We’re on the verge of a new year, the Mayans were wrong, and hopefully 2013 is full of more employment opportunities than 2012.
I am unemployed, partially by choice, as I am one of those privileged white kids who gets to be mad at the world for not bending to his every whim and giving him what he wants. But also because I’ve been summarily denied from every job for which I have applied, some of which I’ve been qualified for, others not.
Before we go any further, this is the farthest thing from a pity post, I’ve enjoyed my funemployment. This post is mostly about reflections from my bike to Omaha and the rest of the year.
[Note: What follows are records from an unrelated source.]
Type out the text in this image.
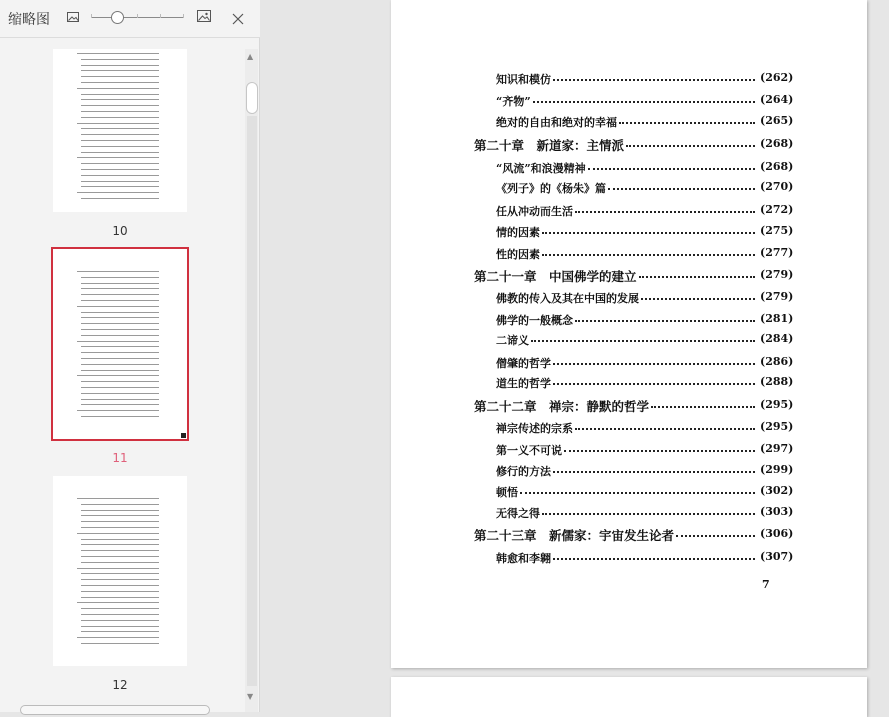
缩略图
10
11
12
▲
▼
知识和模仿	(262)
“齐物”	(264)
绝对的自由和绝对的幸福	(265)
第二十章　新道家：主情派	(268)
“风流”和浪漫精神	(268)
《列子》的《杨朱》篇	(270)
任从冲动而生活	(272)
情的因素	(275)
性的因素	(277)
第二十一章　中国佛学的建立	(279)
佛教的传入及其在中国的发展	(279)
佛学的一般概念	(281)
二谛义	(284)
僧肇的哲学	(286)
道生的哲学	(288)
第二十二章　禅宗：静默的哲学	(295)
禅宗传述的宗系	(295)
第一义不可说	(297)
修行的方法	(299)
顿悟	(302)
无得之得	(303)
第二十三章　新儒家：宇宙发生论者	(306)
韩愈和李翱	(307)
7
I had an opportunity in the NFL, it was brief as most are and I had to move on. I got a job at a community bank. The people were awesome but the pace was slow and the ambition was low. After graduating college in two years I thought very highly of myself and wanted to do something fairly audacious, I mean I had made it to the NFL.
Returning to Kansas City, I became enamored with the Silicon Prairie start up scene and wanted to work with an exciting company from the area. As I lacked the technical pizzazz on my resume but trusted in my tried and true ability to learn rather quickly, I hatched a plan. At a bar. On a Saturday. Because where else.
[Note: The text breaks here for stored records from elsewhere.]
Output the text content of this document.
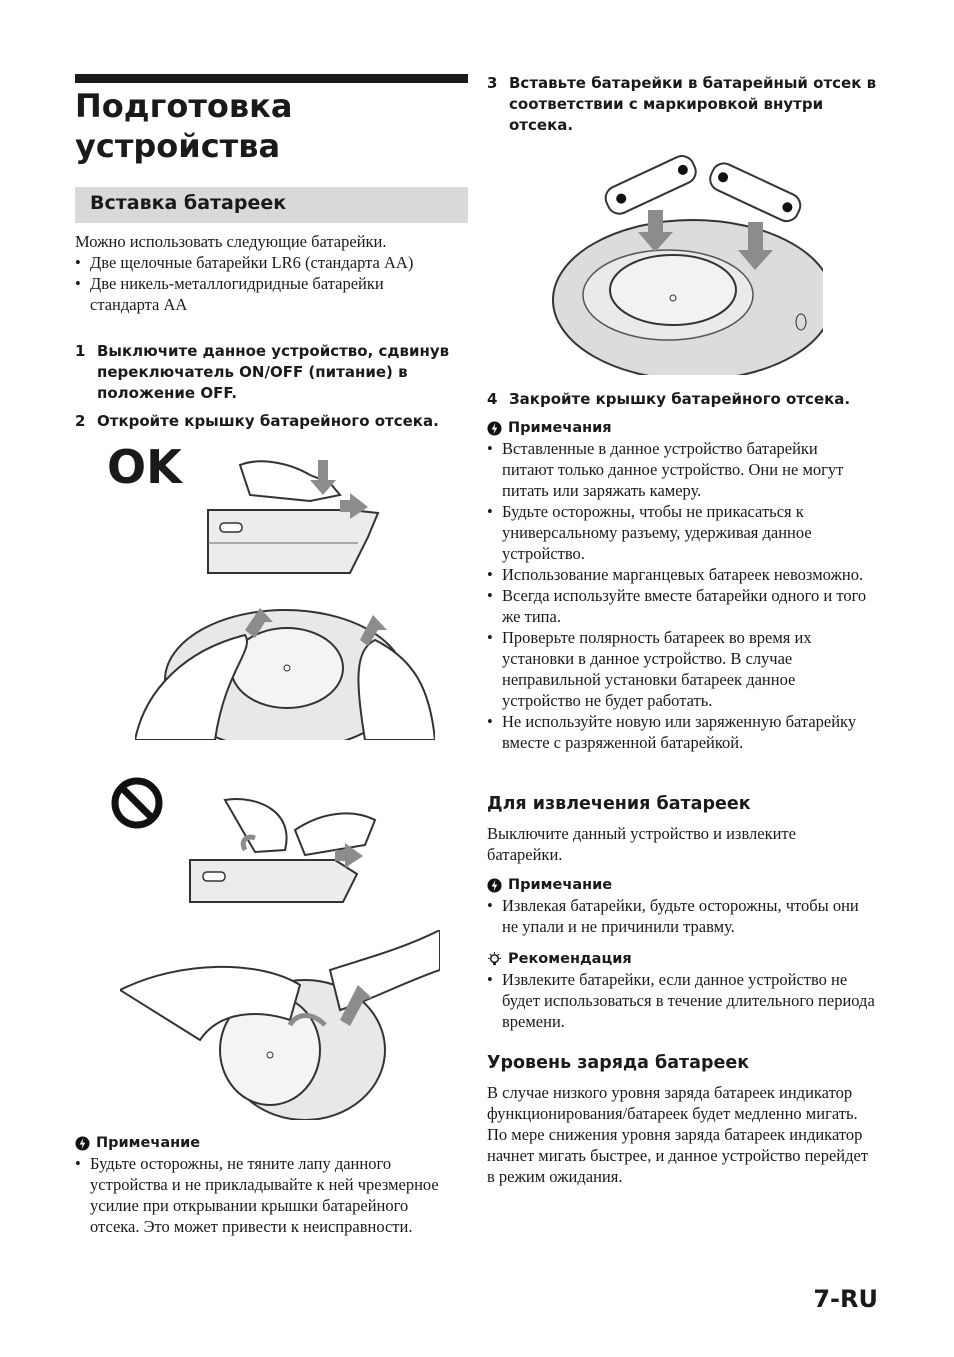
Подготовка
устройства
Вставка батареек
Можно использовать следующие батарейки.
• Две щелочные батарейки LR6 (стандарта AA)
• Две никель-металлогидридные батарейки стандарта AA
1 Выключите данное устройство, сдвинув переключатель ON/OFF (питание) в положение OFF.
2 Откройте крышку батарейного отсека.
OK
Примечание
• Будьте осторожны, не тяните лапу данного устройства и не прикладывайте к ней чрезмерное усилие при открывании крышки батарейного отсека. Это может привести к неисправности.
3 Вставьте батарейки в батарейный отсек в соответствии с маркировкой внутри отсека.
4 Закройте крышку батарейного отсека.
Примечания
• Вставленные в данное устройство батарейки питают только данное устройство. Они не могут питать или заряжать камеру.
• Будьте осторожны, чтобы не прикасаться к универсальному разъему, удерживая данное устройство.
• Использование марганцевых батареек невозможно.
• Всегда используйте вместе батарейки одного и того же типа.
• Проверьте полярность батареек во время их установки в данное устройство. В случае неправильной установки батареек данное устройство не будет работать.
• Не используйте новую или заряженную батарейку вместе с разряженной батарейкой.
Для извлечения батареек
Выключите данный устройство и извлеките батарейки.
Примечание
• Извлекая батарейки, будьте осторожны, чтобы они не упали и не причинили травму.
Рекомендация
• Извлеките батарейки, если данное устройство не будет использоваться в течение длительного периода времени.
Уровень заряда батареек
В случае низкого уровня заряда батареек индикатор функционирования/батареек будет медленно мигать. По мере снижения уровня заряда батареек индикатор начнет мигать быстрее, и данное устройство перейдет в режим ожидания.
7-RU
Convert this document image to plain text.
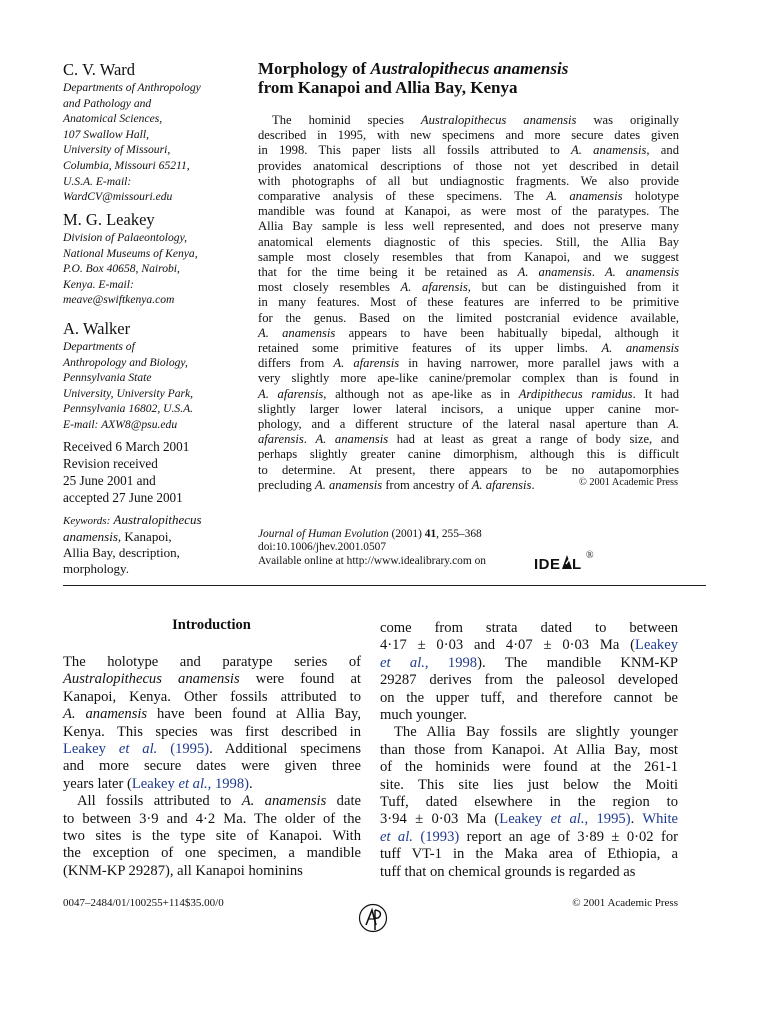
C. V. Ward
Departments of Anthropology
and Pathology and
Anatomical Sciences,
107 Swallow Hall,
University of Missouri,
Columbia, Missouri 65211,
U.S.A. E-mail:
WardCV@missouri.edu
M. G. Leakey
Division of Palaeontology,
National Museums of Kenya,
P.O. Box 40658, Nairobi,
Kenya. E-mail:
meave@swiftkenya.com
A. Walker
Departments of
Anthropology and Biology,
Pennsylvania State
University, University Park,
Pennsylvania 16802, U.S.A.
E-mail: AXW8@psu.edu
Received 6 March 2001
Revision received
25 June 2001 and
accepted 27 June 2001
Keywords: Australopithecus
anamensis, Kanapoi,
Allia Bay, description,
morphology.
Morphology of Australopithecus anamensis
from Kanapoi and Allia Bay, Kenya
The hominid species Australopithecus anamensis was originally
described in 1995, with new specimens and more secure dates given
in 1998. This paper lists all fossils attributed to A. anamensis, and
provides anatomical descriptions of those not yet described in detail
with photographs of all but undiagnostic fragments. We also provide
comparative analysis of these specimens. The A. anamensis holotype
mandible was found at Kanapoi, as were most of the paratypes. The
Allia Bay sample is less well represented, and does not preserve many
anatomical elements diagnostic of this species. Still, the Allia Bay
sample most closely resembles that from Kanapoi, and we suggest
that for the time being it be retained as A. anamensis. A. anamensis
most closely resembles A. afarensis, but can be distinguished from it
in many features. Most of these features are inferred to be primitive
for the genus. Based on the limited postcranial evidence available,
A. anamensis appears to have been habitually bipedal, although it
retained some primitive features of its upper limbs. A. anamensis
differs from A. afarensis in having narrower, more parallel jaws with a
very slightly more ape-like canine/premolar complex than is found in
A. afarensis, although not as ape-like as in Ardipithecus ramidus. It had
slightly larger lower lateral incisors, a unique upper canine mor-
phology, and a different structure of the lateral nasal aperture than A.
afarensis. A. anamensis had at least as great a range of body size, and
perhaps slightly greater canine dimorphism, although this is difficult
to determine. At present, there appears to be no autapomorphies
precluding A. anamensis from ancestry of A. afarensis.	© 2001 Academic Press
Journal of Human Evolution (2001) 41, 255–368
doi:10.1006/jhev.2001.0507
Available online at http://www.idealibrary.com on	IDE L
®
Introduction
The holotype and paratype series of
Australopithecus anamensis were found at
Kanapoi, Kenya. Other fossils attributed to
A. anamensis have been found at Allia Bay,
Kenya. This species was first described in
Leakey et al. (1995). Additional specimens
and more secure dates were given three
years later (Leakey et al., 1998).
All fossils attributed to A. anamensis date
to between 3·9 and 4·2 Ma. The older of the
two sites is the type site of Kanapoi. With
the exception of one specimen, a mandible
(KNM-KP 29287), all Kanapoi hominins
come from strata dated to between
4·17 ± 0·03 and 4·07 ± 0·03 Ma (Leakey
et al., 1998). The mandible KNM-KP
29287 derives from the paleosol developed
on the upper tuff, and therefore cannot be
much younger.
The Allia Bay fossils are slightly younger
than those from Kanapoi. At Allia Bay, most
of the hominids were found at the 261-1
site. This site lies just below the Moiti
Tuff, dated elsewhere in the region to
3·94 ± 0·03 Ma (Leakey et al., 1995). White
et al. (1993) report an age of 3·89 ± 0·02 for
tuff VT-1 in the Maka area of Ethiopia, a
tuff that on chemical grounds is regarded as
0047–2484/01/100255+114$35.00/0	© 2001 Academic Press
I would leave that following Monday and bike to the Silicone Prairie News awards, 215 miles away, in bustling Omaha, Nebraska. David Cohen, the founder of Techstars was the keynote speaker and Techstars seemed awesome.
I suppose it’s prudent to mention I had never ridden a bike over 10 miles and I was still a fat 300lbs. I’ll end the suspense now and tell you that my ass was very sore from the ride.
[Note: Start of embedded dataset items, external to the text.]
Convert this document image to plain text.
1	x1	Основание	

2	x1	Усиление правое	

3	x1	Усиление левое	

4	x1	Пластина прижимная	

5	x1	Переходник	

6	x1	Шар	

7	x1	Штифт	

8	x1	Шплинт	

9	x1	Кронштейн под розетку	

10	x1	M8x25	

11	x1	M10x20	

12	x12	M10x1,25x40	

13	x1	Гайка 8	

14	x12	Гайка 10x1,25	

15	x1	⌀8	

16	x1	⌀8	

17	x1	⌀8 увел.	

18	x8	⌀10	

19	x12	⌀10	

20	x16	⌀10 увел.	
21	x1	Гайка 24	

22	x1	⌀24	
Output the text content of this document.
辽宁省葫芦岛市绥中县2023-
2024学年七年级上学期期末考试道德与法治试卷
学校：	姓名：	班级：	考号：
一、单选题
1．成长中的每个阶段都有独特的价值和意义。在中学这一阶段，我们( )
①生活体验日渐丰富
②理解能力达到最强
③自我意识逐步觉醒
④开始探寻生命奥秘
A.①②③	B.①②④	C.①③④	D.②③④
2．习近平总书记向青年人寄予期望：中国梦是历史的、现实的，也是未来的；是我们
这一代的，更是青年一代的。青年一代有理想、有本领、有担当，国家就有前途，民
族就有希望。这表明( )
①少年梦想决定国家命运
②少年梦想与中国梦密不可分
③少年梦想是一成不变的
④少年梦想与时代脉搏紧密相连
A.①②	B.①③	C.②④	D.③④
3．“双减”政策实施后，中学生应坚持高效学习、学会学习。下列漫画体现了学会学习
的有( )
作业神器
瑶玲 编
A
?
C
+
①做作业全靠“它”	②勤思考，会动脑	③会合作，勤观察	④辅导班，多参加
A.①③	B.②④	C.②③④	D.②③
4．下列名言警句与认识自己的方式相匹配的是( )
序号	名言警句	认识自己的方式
Sunday came with a hangover and I began preparations. Jerry-rigging a bike rack on, I started packing. A hammock and mosquito net in case I had to stop, a few bike fixing tools, some sunscreen, power bars and a change of socks.
I would leave at the crack of dawn Monday and give myself 4 days to get there, just in case. I figured I could ride 75 miles a day and make it there by Wednesday with an unbelievable story to tell. It would be so great a story it would be impossible to not garner interest.
The ride was… interesting.
I’ve been through many terrible, grueling August-long football camps that have left me incredibly sore. One major difference, I was not alone during camp. Never before have I talked to myself so much, mostly in an angry manner, than when pedaling alone on Highway 75.
Making it 90 miles the first day I stopped at 3pm in Sabetha, KS and almost immediately fell asleep (not before realizing I’d sustained a second degree sunburn but that was just a good way to remember the trip). Waking up at 6 on the second day I don’t think my body has ever ached so much, I had after all pretty much stopped working out months earlier
This whole idea was starting to seem like a terrible idea.
Not 20 miles later I hit milled highway. They were tearing it up to repave it, and apparently nobody wanted to pick up a giant hitchhiker in biking shorts. I swore at myself constantly over the next 18 miles as I rode at a sub 10mph pace, body shaking, all the way to Auburn, NE.
Defeated I stopped for 3 pancakes, an omelet, toast, potatoes and some coffee and then took a nap in a park, ready to quit. I made a resolution to complete the ride today, I couldn’t bike a third day.
In retrospect, I am glad I continued.
I bore down and pedaled hard up and down the hills a whole 125 miles that day. I exited just before Highway 75 met Interstate 80 and collapsed in the grass next to the offramp.
Did I mention I rode on a highway? Bad idea for future bikers. Not only was their a hill every time it intersected another street but also rural residents in northern KS and southern NE weren’t too keen on respecting an exhausted biker on the shoulder.
Okay, okay, I’ve complained enough.
It was an incredible experience; one I don’t regret but am not eager to go out and reproduce anytime soon. I learned a lot about how far I could continue to push myself even without a coach in my ear and also about biking in general.
The ride left me exhausted and all I could do was sleep leading up to the event. The story probably made me seem more crazy than ready to help a local startup achieve traction and success. While I met some great people, I left without any meaningful job prospects.
I was, however, more convinced than ever that I could apply and do any job out there quite efficiently. Months later, as previously mentioned, I am still unemployed having been passed over or denied dozens of times.
Here comes the important part, what I’ve learned in 2012 from my bike to Omaha. The world is full of problems and I want to help solve some of them. I have done some pretty outstanding things in my life and I don’t intend on letting my peak be a painful, self-loathing bicycle trip to an atypical tech event.
I also have no regrets and have learned to take lessons from every experience more consciously. Going forward I will pursue audacious goals, I will seek out the best teachers and gain all sorts of experience. I will continue to be a polymath.
If it all culminates in being an armchair philosopher/ski bum, I will be happy. Happy because I’m alive and well and always have the world at my fingertips.
Happy New Year to everyone. May your 2013 be full of surprises, I know mine will be.
Full disclosure: I didn’t reread this, it’s entirely stream of consciousness so it may be rambling garbage. I hope it isn’t.